For further information, please contact the General chair: Pierre-Emmanuel Gaillardon
Heterogeneous Processing-in-memory for Energy-efficient CNN Training
Convolutional neural networks (CNNs) have been adopted in a wide range of application domains, such as image classification, speech recognition, object detection, and computer vision. CNNs can be trained in various computer systems. However, the overhead of data movement between processors and the memory is becoming one of the most critical bottlenecks, as the training models scale up. To address the issue, we proposes a hardware/software coordinated design to accelerate CNN training by processing-in-memory (PIM). Our PIM architecture design adopts hundreds of fix-function arithmetic units and four ARM-based programmable cores integrated on the logic layer of 3D die-stacked memory. Furthermore, we develop a set of software schemes to determine and offload the proper CNN training operations that directly execute on the memory side in either fixed-function PIMs, programmable PIMs, or a combination of the two. Our PIM-based system design can accelerate native training models written on TensorFlow.

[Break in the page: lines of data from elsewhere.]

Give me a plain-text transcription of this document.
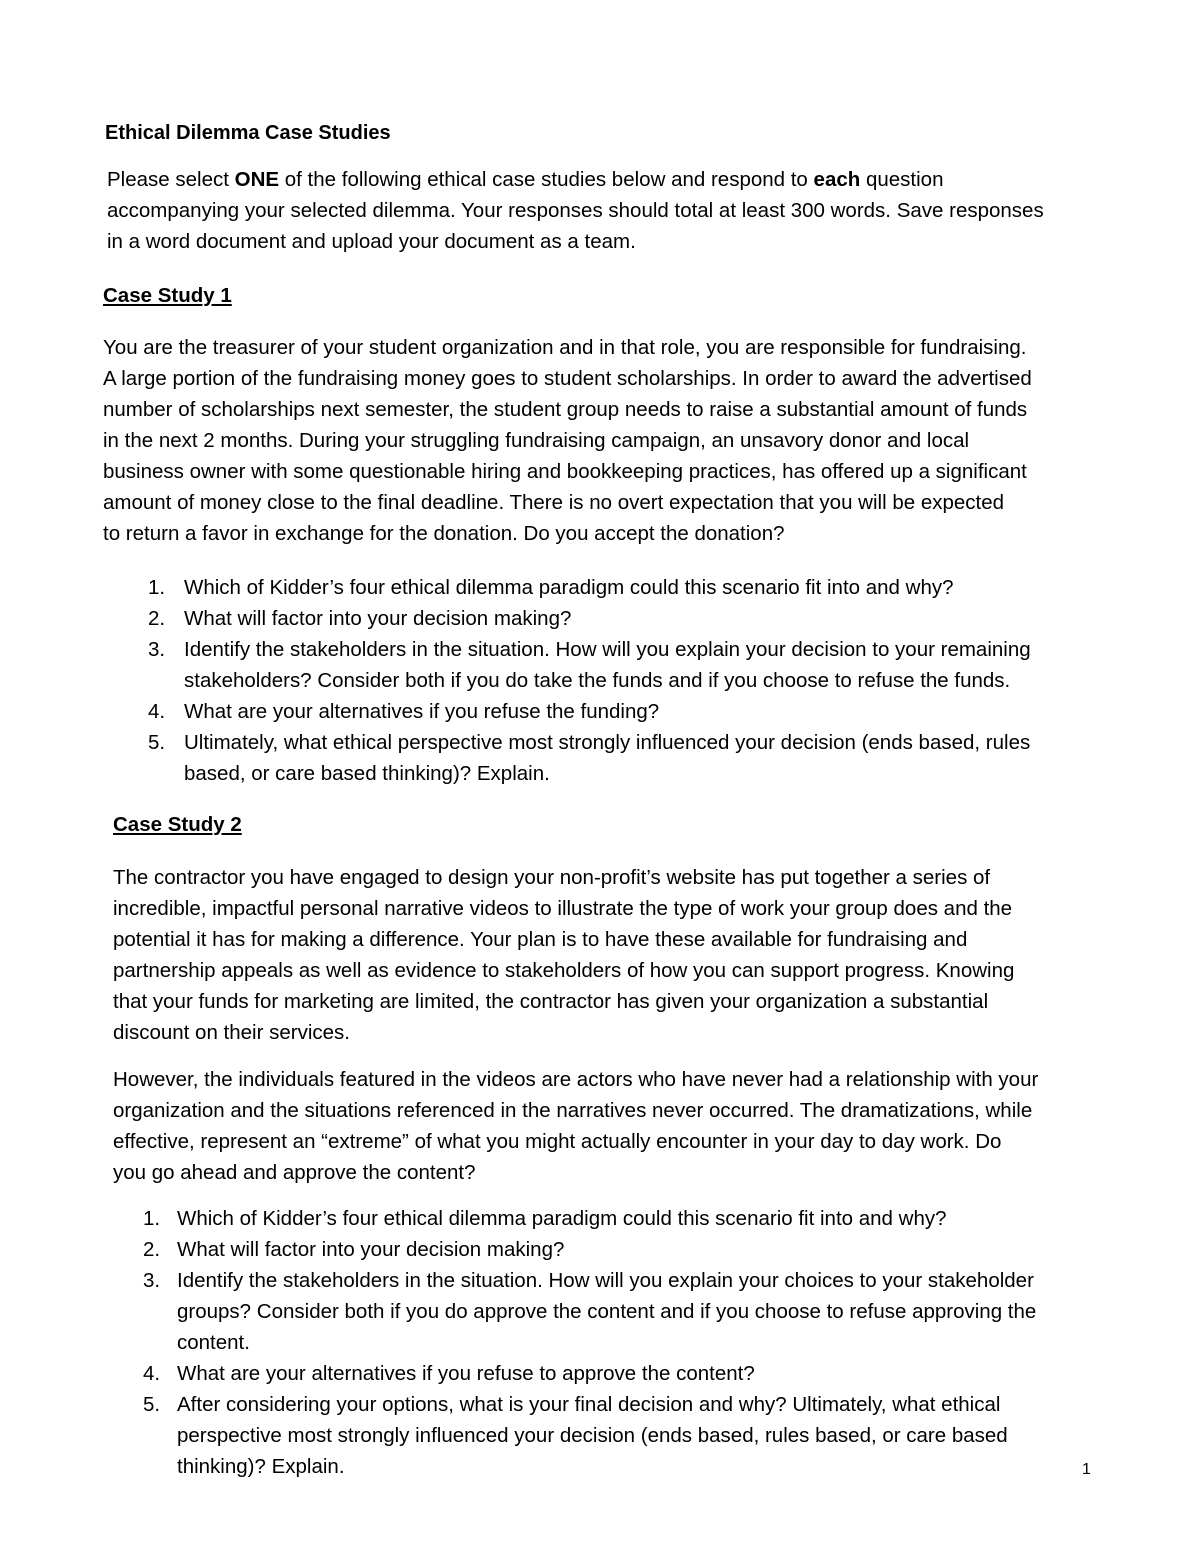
Ethical Dilemma Case Studies
Please select ONE of the following ethical case studies below and respond to each question
accompanying your selected dilemma. Your responses should total at least 300 words. Save responses
in a word document and upload your document as a team.
Case Study 1
You are the treasurer of your student organization and in that role, you are responsible for fundraising.
A large portion of the fundraising money goes to student scholarships. In order to award the advertised
number of scholarships next semester, the student group needs to raise a substantial amount of funds
in the next 2 months. During your struggling fundraising campaign, an unsavory donor and local
business owner with some questionable hiring and bookkeeping practices, has offered up a significant
amount of money close to the final deadline. There is no overt expectation that you will be expected
to return a favor in exchange for the donation. Do you accept the donation?
1. Which of Kidder’s four ethical dilemma paradigm could this scenario fit into and why?
2. What will factor into your decision making?
3. Identify the stakeholders in the situation. How will you explain your decision to your remaining
stakeholders? Consider both if you do take the funds and if you choose to refuse the funds.
4. What are your alternatives if you refuse the funding?
5. Ultimately, what ethical perspective most strongly influenced your decision (ends based, rules
based, or care based thinking)? Explain.
Case Study 2
The contractor you have engaged to design your non-profit’s website has put together a series of
incredible, impactful personal narrative videos to illustrate the type of work your group does and the
potential it has for making a difference. Your plan is to have these available for fundraising and
partnership appeals as well as evidence to stakeholders of how you can support progress. Knowing
that your funds for marketing are limited, the contractor has given your organization a substantial
discount on their services.
However, the individuals featured in the videos are actors who have never had a relationship with your
organization and the situations referenced in the narratives never occurred. The dramatizations, while
effective, represent an “extreme” of what you might actually encounter in your day to day work. Do
you go ahead and approve the content?
1. Which of Kidder’s four ethical dilemma paradigm could this scenario fit into and why?
2. What will factor into your decision making?
3. Identify the stakeholders in the situation. How will you explain your choices to your stakeholder
groups? Consider both if you do approve the content and if you choose to refuse approving the
content.
4. What are your alternatives if you refuse to approve the content?
5. After considering your options, what is your final decision and why? Ultimately, what ethical
perspective most strongly influenced your decision (ends based, rules based, or care based
thinking)? Explain.	1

Jishen Zhao is an Assistant Professor in the Computer Science and Engineering Department at University of California, San Diego. Her research falls primarily in the area of computer system and architecture, with an emphasis on memory and storage systems, high-performance computing, and energy efficiency. She is also interested in electronics design automation and VLSI design for three-dimensional integrated circuits and nonvolatile memories. Before joining UCSD, she was an Assistant Professor at UC Santa Cruz, and she worked at HP Labs before joining UCSC.